The Federal Government should overhaul the law that requires states to generate electricity and put it into the national grid. Rather, states should be allowed to generate electricity to power their economy, you will see that within two years, all the states of the federation will witness improvement in public power supply. If for instance, the Port Harcourt Electricity Distribution Company (PHEDC) cannot provide us with constant power supply, they should be asked to leave. We have Ibom power, let Ibom power generate the power and let the power reside in Akwa Ibom State. A law that says that states should generate electricity and should put it in the national grid and that electricity disappears, that is an archaic law.
They usually refer to Akwa Ibom as a civil service state, but at the end of the month when they pay our people, where do they end up? In Onitsha market, in Ariaria market
What about access to credit facilities for small businesses?

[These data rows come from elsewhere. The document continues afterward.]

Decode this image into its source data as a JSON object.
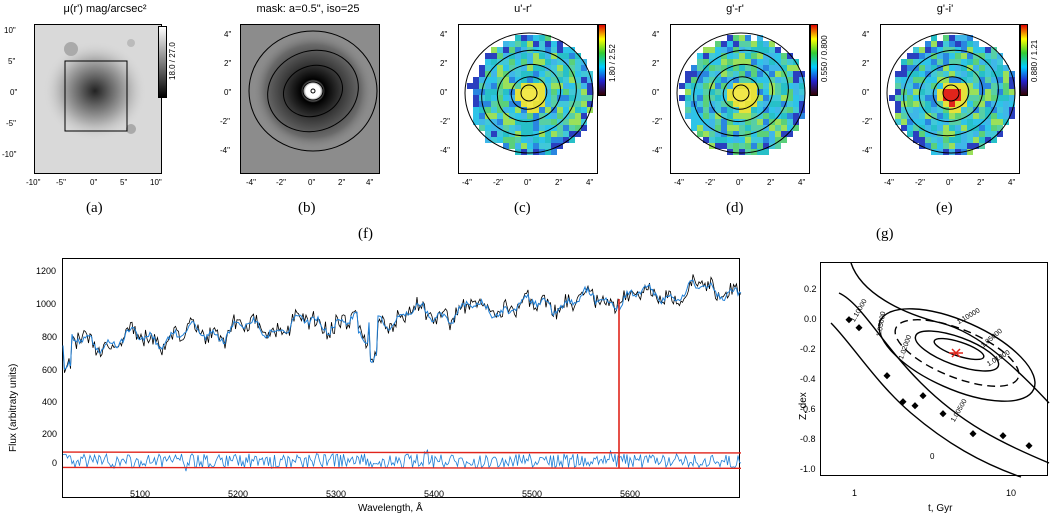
{
  "top_panels": [
    {
      "key": "a",
      "title": "μ(r') mag/arcsec²",
      "cbar_label": "18.0 / 27.0",
      "letter": "(a)",
      "xticks": [
        "-10\"",
        "-5\"",
        "0\"",
        "5\"",
        "10\""
      ],
      "yticks": [
        "10\"",
        "5\"",
        "0\"",
        "-5\"",
        "-10\""
      ]
    },
    {
      "key": "b",
      "title": "mask: a=0.5\", iso=25",
      "letter": "(b)",
      "xticks": [
        "-4\"",
        "-2\"",
        "0\"",
        "2\"",
        "4\""
      ],
      "yticks": [
        "4\"",
        "2\"",
        "0\"",
        "-2\"",
        "-4\""
      ]
    },
    {
      "key": "c",
      "title": "u'-r'",
      "cbar_label": "1.80 / 2.52",
      "letter": "(c)",
      "xticks": [
        "-4\"",
        "-2\"",
        "0\"",
        "2\"",
        "4\""
      ],
      "yticks": [
        "4\"",
        "2\"",
        "0\"",
        "-2\"",
        "-4\""
      ]
    },
    {
      "key": "d",
      "title": "g'-r'",
      "cbar_label": "0.550 / 0.800",
      "letter": "(d)",
      "xticks": [
        "-4\"",
        "-2\"",
        "0\"",
        "2\"",
        "4\""
      ],
      "yticks": [
        "4\"",
        "2\"",
        "0\"",
        "-2\"",
        "-4\""
      ]
    },
    {
      "key": "e",
      "title": "g'-i'",
      "cbar_label": "0.880 / 1.21",
      "letter": "(e)",
      "xticks": [
        "-4\"",
        "-2\"",
        "0\"",
        "2\"",
        "4\""
      ],
      "yticks": [
        "4\"",
        "2\"",
        "0\"",
        "-2\"",
        "-4\""
      ]
    }
  ],
  "letters": {
    "f": "(f)",
    "g": "(g)"
  },
  "spectrum": {
    "ylabel": "Flux (arbitraty units)",
    "xlabel": "Wavelength, Å",
    "xticks": [
      "5100",
      "5200",
      "5300",
      "5400",
      "5500",
      "5600"
    ],
    "yticks": [
      "1200",
      "1000",
      "800",
      "600",
      "400",
      "200",
      "0"
    ]
  },
  "contour": {
    "ylabel": "Z, dex",
    "xlabel": "t, Gyr",
    "xticks": [
      "1",
      "10"
    ],
    "yticks": [
      "0.2",
      "0.0",
      "-0.2",
      "-0.4",
      "-0.6",
      "-0.8",
      "-1.0"
    ],
    "levels": [
      "1.10000",
      "1.05000",
      "1.02000",
      "1.01000",
      "1.00500",
      "1.10000",
      "1.05000",
      "1.02000",
      "0"
    ]
  },
  "colors": {
    "spectrum_obs": "#000000",
    "spectrum_model": "#1f7fd6",
    "residual": "#1f7fd6",
    "residual_band": "#e0241b",
    "best_fit": "#e0241b"
  }
}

The next thing is finance, the state government should partner with UYOCCIMA to make loans available to genuine business people in the state. When I heard that the state government went and distributed N2 billion to farmers, I didn’t subscribe to that, who do you know is a farmer? The late Air Vice Marshal Nsikak Eduok was a member of UYOCCIMA, he had a large farm, he had a palm oil mill and he told us the day we visited his farm that the palm fruits produced in Akwa Ibom State were insufficient to feed his mill, so he had to be sending pick up vans to neighbouring states to buy palm fruits. Can you imagine that Akwa Ibom is native to oil palm production. Even somebody dedicating himself or herself to growing palm fruits as a business would generate enough income.
Has UYOCCIMA reached out to financial institutions to assist in supporting your members?
We reached out to the Bank of Industry when we saw on TV that many people from other parts of the country benefit from the bank’s services. I have never seen an Akwa Ibom business being supported by the Bank of Industry. When they came here, I asked them, “what makes it difficult for you to establish an office in Akwa Ibom?” What they told us was that they had asked the state government since two administrations ago, to partner with them by way of counterpart funding to act as guarantor’s fund and the state government asked them to wait.
From the federation accounts allocation, for many years, Akwa Ibom has been the recipient of the highest allocation from the federation account. A counterpart funding of N2 billion from the state government to support the funding of businesses has been where we left discussions with BOI. UYOCCIMA does not have N2 billion, otherwise we could have provided it, knowing that Akwa Ibom businesses could have gone there to collect N10 million, N50 million to expand their businesses.
Our people are not looking for not very big money to grow their businesses. So where do our people get the money from? These are the two critical issues that militate against the private sector in Akwa Ibom and the growth of business in the state. They usually refer to Akwa Ibom as a civil service state, but at the end of the month when they pay our people, where do they end up? In Onitsha market, in Ariaria market. If you want to wed, where do you go? You go to Ariaria, that is where you get all the souvenirs. All the money we collect ends up in Aba and Onitsha. So the money that comes in, goes out immediately, you have what is called capital flight. That is why we are saying that if Akwa Ibom people also open and own their businesses, other people will be patronising us and the money stays with our people but as it stands now, the money goes out.
How would you assess the performance of the state government in promoting businesses?
I would like to appreciate Governor Udom Emmanuel for his vision over the Ibom Airline. The services are good and they are timely. Their services are excellent, they even have a booking office in Uyo, the state capital. You go in and book your flight easily, it is smooth and easy. This is how I expect every business in Akwa Ibom to be run. Now if we were still going to Calabar to board a flight, we would be spending hours on the road because of the deplorable condition of the Calabar-Itu federal highway. How would you be catching your flight? I single out Ibom Air to commend the governor because I have seen it with my own eyes.